For the last four nights, protests and riots have ripped across Minneapolis in an explosion of pain and fury over the alleged murder of George Floyd, a black man, at the hands of white former Minneapolis Police officer Derek Chauvin. Early on Friday morning, people overran and torched the police department’s Third Precinct on Lake Street, in a diverse yet gentrifying South Minneapolis neighborhood near the nightclub where Chauvin and Floyd both worked security. Nearby buildings were looted or lit on fire, including corporate businesses like Target, as well as a Native American youth center and an under-construction affordable housing development.
Norah Long, a 51-year-old performing artist, lives in a condo above a grocery store a couple of blocks from the Third Precinct. I spoke with Long by phone on Friday afternoon, after a power outage, as she stood at a window watching the rising smoke and the National Guard down below. What follows is a condensed and edited transcript of her comments.
Today is not a typical day on Lake Street. Most days on Lake Street, you do not see people walking around with their cameras out, taking pictures like they’re at Disneyland. Everybody’s checking out, frankly, the destruction. It’s calm. It’s peaceful. It’s almost like they’re inside a museum. But they’re not in a museum.
The first day this started, the police were a strong force at the precinct. They were up on the roof, taking a stand. We were listening to a police scanner, and hearing them talk about, “Push that crowd back 50 feet to the west.” We were west. Things started moving this way. You could see it, literally store by store, move and move and move until we were right in the middle of it. Lots of glass breaking. Lots of explosions. Tires squealing. Running, yelling, shouting.

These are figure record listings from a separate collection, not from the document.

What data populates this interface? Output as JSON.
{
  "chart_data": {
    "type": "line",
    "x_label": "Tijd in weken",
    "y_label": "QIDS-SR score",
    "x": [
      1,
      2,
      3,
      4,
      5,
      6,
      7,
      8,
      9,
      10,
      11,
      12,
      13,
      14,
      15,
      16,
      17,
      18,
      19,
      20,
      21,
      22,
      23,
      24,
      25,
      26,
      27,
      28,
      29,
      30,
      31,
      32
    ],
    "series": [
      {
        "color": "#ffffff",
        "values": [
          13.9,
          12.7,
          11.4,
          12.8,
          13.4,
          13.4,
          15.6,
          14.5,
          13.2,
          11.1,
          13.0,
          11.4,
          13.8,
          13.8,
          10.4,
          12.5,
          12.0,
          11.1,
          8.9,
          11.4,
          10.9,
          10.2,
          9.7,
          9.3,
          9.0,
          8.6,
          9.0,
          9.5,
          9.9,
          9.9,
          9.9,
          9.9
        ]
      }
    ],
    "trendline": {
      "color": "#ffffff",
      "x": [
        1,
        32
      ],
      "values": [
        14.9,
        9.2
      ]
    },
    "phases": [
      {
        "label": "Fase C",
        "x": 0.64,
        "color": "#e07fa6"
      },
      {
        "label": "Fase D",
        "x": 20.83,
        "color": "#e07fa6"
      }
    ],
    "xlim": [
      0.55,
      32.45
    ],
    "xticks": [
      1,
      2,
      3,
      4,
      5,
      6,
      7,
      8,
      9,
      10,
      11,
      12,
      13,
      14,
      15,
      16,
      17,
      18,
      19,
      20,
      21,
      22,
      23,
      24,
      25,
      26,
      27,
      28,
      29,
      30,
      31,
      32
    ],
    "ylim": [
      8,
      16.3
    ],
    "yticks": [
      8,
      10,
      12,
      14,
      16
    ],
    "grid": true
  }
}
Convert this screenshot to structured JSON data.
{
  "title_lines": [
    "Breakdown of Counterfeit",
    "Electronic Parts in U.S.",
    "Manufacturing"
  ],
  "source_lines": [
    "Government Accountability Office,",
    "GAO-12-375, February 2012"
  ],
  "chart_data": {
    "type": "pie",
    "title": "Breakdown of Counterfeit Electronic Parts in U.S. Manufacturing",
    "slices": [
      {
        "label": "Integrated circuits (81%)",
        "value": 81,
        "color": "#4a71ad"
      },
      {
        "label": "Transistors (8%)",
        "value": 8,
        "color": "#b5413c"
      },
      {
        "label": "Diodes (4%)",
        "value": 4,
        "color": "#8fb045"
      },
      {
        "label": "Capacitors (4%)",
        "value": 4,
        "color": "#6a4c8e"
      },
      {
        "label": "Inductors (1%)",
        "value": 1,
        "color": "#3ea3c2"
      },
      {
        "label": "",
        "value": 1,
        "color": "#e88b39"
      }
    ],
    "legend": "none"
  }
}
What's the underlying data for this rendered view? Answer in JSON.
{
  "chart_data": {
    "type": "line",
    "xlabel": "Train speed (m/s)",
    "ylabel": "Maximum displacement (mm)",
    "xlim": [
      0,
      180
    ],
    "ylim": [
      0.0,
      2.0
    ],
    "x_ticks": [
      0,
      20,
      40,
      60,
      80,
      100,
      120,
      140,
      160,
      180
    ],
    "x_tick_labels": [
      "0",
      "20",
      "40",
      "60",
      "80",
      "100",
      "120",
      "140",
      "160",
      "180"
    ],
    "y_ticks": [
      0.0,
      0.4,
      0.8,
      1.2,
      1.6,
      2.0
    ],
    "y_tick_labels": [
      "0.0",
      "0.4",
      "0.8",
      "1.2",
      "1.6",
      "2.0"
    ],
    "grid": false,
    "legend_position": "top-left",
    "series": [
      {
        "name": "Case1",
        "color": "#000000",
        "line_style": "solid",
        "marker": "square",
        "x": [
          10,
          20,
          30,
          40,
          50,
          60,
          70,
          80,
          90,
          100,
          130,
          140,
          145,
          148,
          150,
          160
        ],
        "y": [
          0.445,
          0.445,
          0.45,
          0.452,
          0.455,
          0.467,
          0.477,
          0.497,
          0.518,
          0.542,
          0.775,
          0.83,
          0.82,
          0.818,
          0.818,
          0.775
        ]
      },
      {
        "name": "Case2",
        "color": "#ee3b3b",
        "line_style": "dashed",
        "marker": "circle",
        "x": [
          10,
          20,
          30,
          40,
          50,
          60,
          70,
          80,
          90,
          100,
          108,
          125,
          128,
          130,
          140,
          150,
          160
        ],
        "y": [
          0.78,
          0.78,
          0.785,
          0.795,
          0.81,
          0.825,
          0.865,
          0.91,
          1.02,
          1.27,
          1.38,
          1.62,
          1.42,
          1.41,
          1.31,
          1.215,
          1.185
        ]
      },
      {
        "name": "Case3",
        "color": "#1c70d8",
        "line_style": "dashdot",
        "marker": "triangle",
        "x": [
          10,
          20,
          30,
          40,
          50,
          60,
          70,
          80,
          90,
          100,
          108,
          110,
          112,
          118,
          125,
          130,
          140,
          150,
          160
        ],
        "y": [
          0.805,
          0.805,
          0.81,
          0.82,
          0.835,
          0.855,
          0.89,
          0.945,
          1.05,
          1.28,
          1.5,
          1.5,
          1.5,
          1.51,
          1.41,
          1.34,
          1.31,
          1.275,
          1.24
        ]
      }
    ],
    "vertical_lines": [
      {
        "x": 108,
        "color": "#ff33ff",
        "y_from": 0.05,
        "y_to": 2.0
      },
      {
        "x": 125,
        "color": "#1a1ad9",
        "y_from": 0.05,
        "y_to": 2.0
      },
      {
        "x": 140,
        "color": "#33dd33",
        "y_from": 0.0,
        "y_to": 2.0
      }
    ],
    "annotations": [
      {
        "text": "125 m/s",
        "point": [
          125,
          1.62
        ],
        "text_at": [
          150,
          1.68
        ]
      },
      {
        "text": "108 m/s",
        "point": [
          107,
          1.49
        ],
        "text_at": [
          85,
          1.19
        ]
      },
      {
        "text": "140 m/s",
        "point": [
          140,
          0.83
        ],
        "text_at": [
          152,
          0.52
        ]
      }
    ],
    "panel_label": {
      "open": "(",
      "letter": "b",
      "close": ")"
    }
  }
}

I know, in my heart, that the people, these crowds of protesters and rioters were not out here to harm people. That wasn’t the objective. But most people don’t know that there are three levels of condos in this building. They think it’s a corporate building. They don’t look up.
People were coming over in these waves. They’d gotten Pineda Tacos, which is this little family owned business. They got Subway, Dollar General. We were the next place. One of my neighbors is tall, imposing, lots of tattoos. I look like a Celtic violin player—nobody is gonna listen to me. But they listen to her. She was like, “Hold up. Look up.” She would point up and make [the protesters] look. She goes, “You see those three floors? People live there. Babies, elderly people. So you loot all you want—I’m all for it. But I don’t know which one of you is lighting the fires, and because of that, I’m not going to let you loot this building.”
People would totally just go, “Oh, yeah, thanks, man. That’s cool.” And they would just walk on to the next place.
Every single day I watch people go in and out of these businesses. And I watch the people pissing on the side of the buildings. Last night, I sat up here, and I watched seven kids wander over. I watched them pulling off the plywood. They were stacking the plywood, almost like a little bonfire pile by the door, and going inside. Then, pretty soon, smoke. And then they just moved right on to the next one.
Fires are still smoldering everywhere. Look, the air in my neighborhood is noxious, but I am breathing. And that is more than can be said for George Floyd. I’m breathing a lot more easily than most of the people I’m watching walk around right now.
I’m white. Let me just put that out there. I have not experienced what our black and brown community has experienced—not just this week, but over decades and centuries. I can’t claim to know how that feels, or to have internalized, really, how it feels. That doesn’t mean that we all don’t feel the incredible grief of a really kind, lovely life being snuffed out, for no good reason. It’s heartbreaking, and it’s angering. Part of me understands the need for this explosion of energy.
The police presence wasn’t here for a long, long time. They weren’t here overnight. Then, as soon as the sun came up, all of a sudden there were fire engines. I was like, “Man, where have they been all night?” I understand—having the police here, when the police are the reason people are out, is probably not going to achieve the desired result. But as somebody who is, you know, living in the neighborhood, it is disconcerting to feel that lack of support. But what the hell—what do I think our black and brown communities have been feeling all these decades?
These are moments that teach us, that help us learn. Proximity is a great teacher. I have had so many people say to me, “Are you okay? You should get out.” Or, “Are you are right? We’re sending you love. We’re praying for you.” But I don’t want to get out. I have no interest in getting out. This is my home. This is my neighborhood. I want to be right where I am. Because getting out is part of the problem.